July 9, 2008 | STOCKHOLM, Sweden -- The Swedish Midsummer is seen by many as the start of the summer because a lot of people go on vacations after the traditional weekend.

Midsummer is considered by many Swedes as one of the most important holidays. It is celebrated between the 19-24 of June with Midsummer's Eve and Day on the Friday and Saturday of that week.

The night of Midsummer's Eve is the brightest night of the year in Sweden, and in many places the sun stays up all night. Everyone celebrates the summer with customary Swedish foods and traditions. Raw herring, fresh potatoes, and schnapps are the most common foods that are eaten, but a lot of children also eat meatballs.

One of the main traditions is raising the maypole. It is a simple pole, decorated with flowers and twigs and after it has been raised, families and particularly children dance around it singing traditional Swedish songs. Some people like to wear traditional folk clothing when they dance around the maypole. The most famous dance is called the "frog dance," and it is very bizarre looking.

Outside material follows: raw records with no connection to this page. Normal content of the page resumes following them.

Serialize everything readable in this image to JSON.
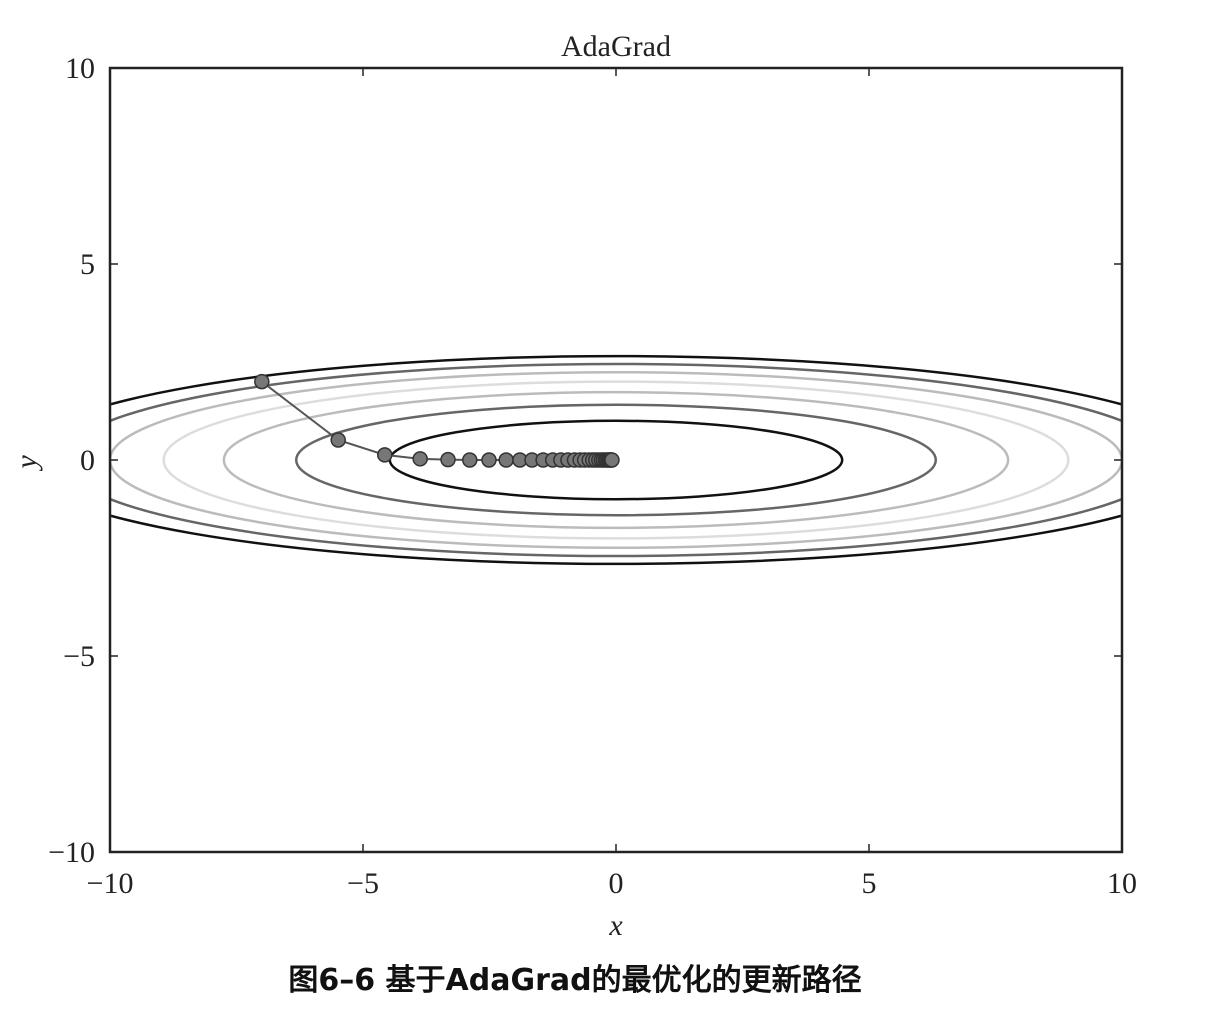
{
  "chart_data": {
    "type": "line",
    "title": "AdaGrad",
    "xlabel": "x",
    "ylabel": "y",
    "xlim": [
      -10,
      10
    ],
    "ylim": [
      -10,
      10
    ],
    "xticks": [
      {
        "value": -10,
        "label": "−10"
      },
      {
        "value": -5,
        "label": "−5"
      },
      0,
      5,
      10
    ],
    "yticks": [
      {
        "value": -10,
        "label": "−10"
      },
      {
        "value": -5,
        "label": "−5"
      },
      0,
      5,
      10
    ],
    "grid": false,
    "contours": [
      {
        "rx": 4.47,
        "ry": 1.0,
        "color": "#111111"
      },
      {
        "rx": 6.32,
        "ry": 1.41,
        "color": "#666666"
      },
      {
        "rx": 7.75,
        "ry": 1.73,
        "color": "#bbbbbb"
      },
      {
        "rx": 8.94,
        "ry": 2.0,
        "color": "#dddddd"
      },
      {
        "rx": 10.0,
        "ry": 2.24,
        "color": "#bbbbbb"
      },
      {
        "rx": 10.95,
        "ry": 2.45,
        "color": "#666666"
      },
      {
        "rx": 11.83,
        "ry": 2.65,
        "color": "#111111"
      }
    ],
    "series": [
      {
        "color": "#777777",
        "x": [
          -7,
          -5.49,
          -4.57,
          -3.87,
          -3.32,
          -2.89,
          -2.51,
          -2.17,
          -1.9,
          -1.66,
          -1.44,
          -1.25,
          -1.09,
          -0.95,
          -0.82,
          -0.71,
          -0.62,
          -0.53,
          -0.46,
          -0.4,
          -0.34,
          -0.29,
          -0.25,
          -0.21,
          -0.18,
          -0.15,
          -0.13,
          -0.11,
          -0.09,
          -0.08
        ],
        "values": [
          2,
          0.51,
          0.13,
          0.03,
          0.01,
          0,
          0,
          0,
          0,
          0,
          0,
          0,
          0,
          0,
          0,
          0,
          0,
          0,
          0,
          0,
          0,
          0,
          0,
          0,
          0,
          0,
          0,
          0,
          0,
          0
        ]
      }
    ]
  },
  "caption": "图6–6 基于AdaGrad的最优化的更新路径"
}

Usually I celebrate the holiday with my family at my grandparents' country house, but this year I decided to do something different. I decided to go on a boat trip in the archipelago of Stockholm to the island Högböte.

At this island, the boat club "KMK" (Kungliga Motorbåts klubben) were having a party and I decided to attend it. KMK is translated into "the Kings Motor Boatclub." Swedish King Carl XVI Gustaf is a member of the club, but unfortunately he didn't come to the island.

After the maypole and lunch was over everyone relaxed until dinner that was served at 8 p.m.

There was a big barbecue and 200 people attended the dinner. After the dinner a band came and played songs for everyone until 2 a.m.

It was a nice Midsummer this year and the sun was shining for most of the day, and all of Sweden celebrated the solstice until late that night.

Midsummer in Sweden is always the same, but it is a great time for everyone.